I assume this is for work then. TBH I just feel a bit sorry for any parent who has to do this for their job. The child won't suffer but must be hard for absent parent. Saying that, I'll be back at work full-time when my DC2 is 4mo and I am not looking forward to the hectic mornings getting the DC sorted for pre-school and CM before going off to do a full days work. Working away could have it's benefits!

lou2321 · 28/03/2012 12:38

x posts with OP.

trouble is if you have a good bitch on MN you get shot down very quickly so sometimes its best not to!

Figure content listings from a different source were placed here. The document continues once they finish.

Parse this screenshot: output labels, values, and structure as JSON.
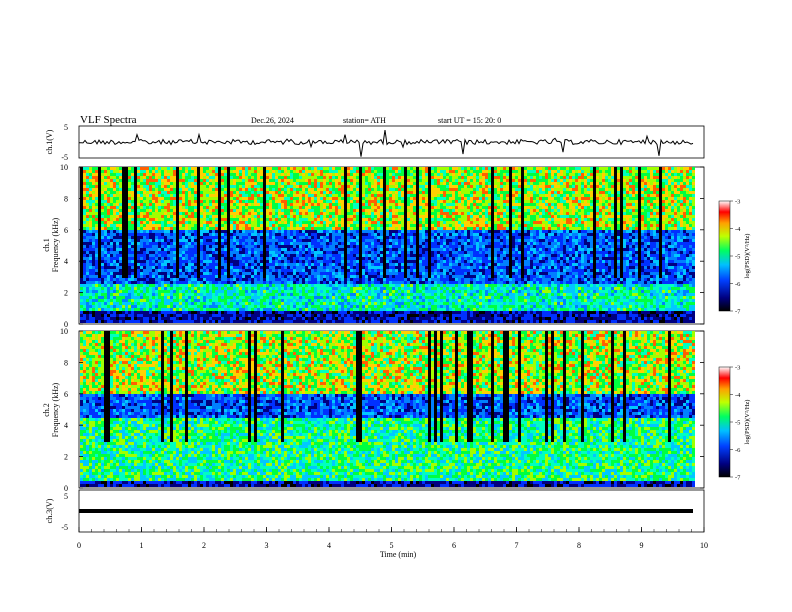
{
  "header": {
    "title": "VLF  Spectra",
    "date": "Dec.26, 2024",
    "station": "station= ATH",
    "start": "start  UT  =    15: 20: 0"
  },
  "chart_data": [
    {
      "type": "line",
      "ylabel": "ch.1(V)",
      "ylim": [
        -5,
        5
      ],
      "yticks": [
        "5",
        "-5"
      ],
      "xlim": [
        0,
        10
      ],
      "description_series": "waveform, mostly near 0 V with short spikes",
      "series": [
        {
          "name": "ch.1",
          "baseline": 0
        }
      ]
    },
    {
      "type": "heatmap",
      "ylabel": "ch.1\nFrequency (kHz)",
      "ylim": [
        0,
        10
      ],
      "yticks": [
        "0",
        "2",
        "4",
        "6",
        "8",
        "10"
      ],
      "xlim": [
        0,
        10
      ],
      "colorbar": {
        "label": "log(PSD)(V²/Hz)",
        "ticks": [
          "-3",
          "-4",
          "-5",
          "-6",
          "-7"
        ],
        "range": [
          -7,
          -3
        ]
      }
    },
    {
      "type": "heatmap",
      "ylabel": "ch.2\nFrequency (kHz)",
      "ylim": [
        0,
        10
      ],
      "yticks": [
        "0",
        "2",
        "4",
        "6",
        "8",
        "10"
      ],
      "xlim": [
        0,
        10
      ],
      "colorbar": {
        "label": "log(PSD)(V²/Hz)",
        "ticks": [
          "-3",
          "-4",
          "-5",
          "-6",
          "-7"
        ],
        "range": [
          -7,
          -3
        ]
      }
    },
    {
      "type": "line",
      "ylabel": "ch.3(V)",
      "ylim": [
        -5,
        5
      ],
      "yticks": [
        "5",
        "-5"
      ],
      "xlim": [
        0,
        10
      ],
      "xlabel": "Time  (min)",
      "xticks": [
        "0",
        "1",
        "2",
        "3",
        "4",
        "5",
        "6",
        "7",
        "8",
        "9",
        "10"
      ],
      "series": [
        {
          "name": "ch.3",
          "baseline": 0
        }
      ]
    }
  ],
  "labels": {
    "ch1_axis": "ch.1(V)",
    "ch2_axis_a": "ch.1",
    "ch2_axis_b": "Frequency (kHz)",
    "ch3_axis_a": "ch.2",
    "ch3_axis_b": "Frequency (kHz)",
    "ch4_axis": "ch.3(V)",
    "xlabel": "Time  (min)",
    "cbar_label": "log(PSD)(V²/Hz)"
  }
}
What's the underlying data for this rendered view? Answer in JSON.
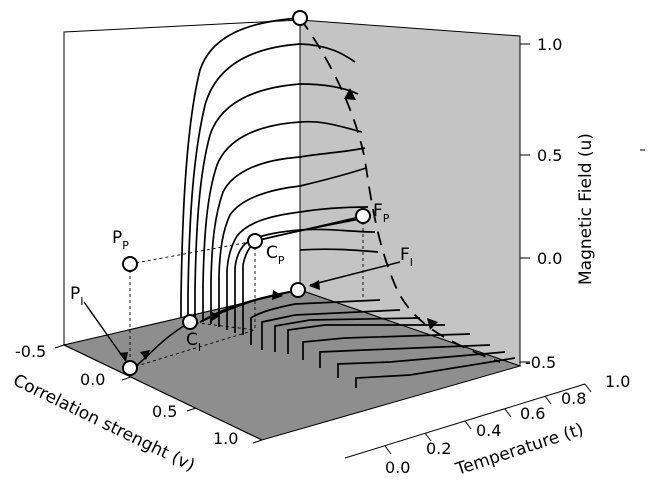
{
  "axes": {
    "u_label": "Magnetic Field (u)",
    "t_label": "Temperature (t)",
    "v_label": "Correlation strenght (v)",
    "u_ticks": [
      "1.0",
      "0.5",
      "0.0",
      "-0.5"
    ],
    "t_ticks": [
      "0.0",
      "0.2",
      "0.4",
      "0.6",
      "0.8",
      "1.0"
    ],
    "v_ticks": [
      "-0.5",
      "0.0",
      "0.5",
      "1.0"
    ]
  },
  "points": [
    {
      "main": "P",
      "sub": "P"
    },
    {
      "main": "P",
      "sub": "I"
    },
    {
      "main": "C",
      "sub": "P"
    },
    {
      "main": "C",
      "sub": "I"
    },
    {
      "main": "F",
      "sub": "P"
    },
    {
      "main": "F",
      "sub": "I"
    }
  ],
  "colors": {
    "back_wall": "#c4c4c4",
    "floor": "#8e8e8e",
    "line": "#000000",
    "marker_fill": "#ffffff"
  }
}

WhenSheWasBadSheWasHorrid · 28/03/2012 12:39

I have to leave mine for 1 week in April, last time I left her it was for 1 week in January. It is part of my job. She is well looked after (dh & grandparents). I know she misses me but we can't afford to only have one income.

YABU

lou2321 · 28/03/2012 12:40

I personally would do everything possible not to have to work away but some people really have no choice, especially with redundancies happening so often at the moment!

nickelhasababy · 28/03/2012 12:40

i wouldn't be so sad if it were 1 parent working and the other looking after it (whichever way round that might be)
but leaving it with grandparents when there's another parent isn't right.

knowitallstrikesagain · 28/03/2012 12:40

I take it you think nobody in the forces should have children?

Or anyone who has to take a job away from home in order to support their family?

This is all based on my assumption that the person leaving the child as you put it is going to work. If they are going to a spa each week, it is different.

Please clarify why they are away.

YABU

Proudnscary · 28/03/2012 12:41

This reply has been deleted

Message deleted by Mumsnet for breaking our Talk Guidelines. Replies may also be deleted.

nickelhasababy · 28/03/2012 12:41

"incredulousonlooker Wed 28-Mar-12 12:38:14

One parent (mother) is working away. Father "cannot be trusted" (read: cannot be arsed) and so child is with maternal GPs.

The child could've gone with the mother but it suits mother better not to take her."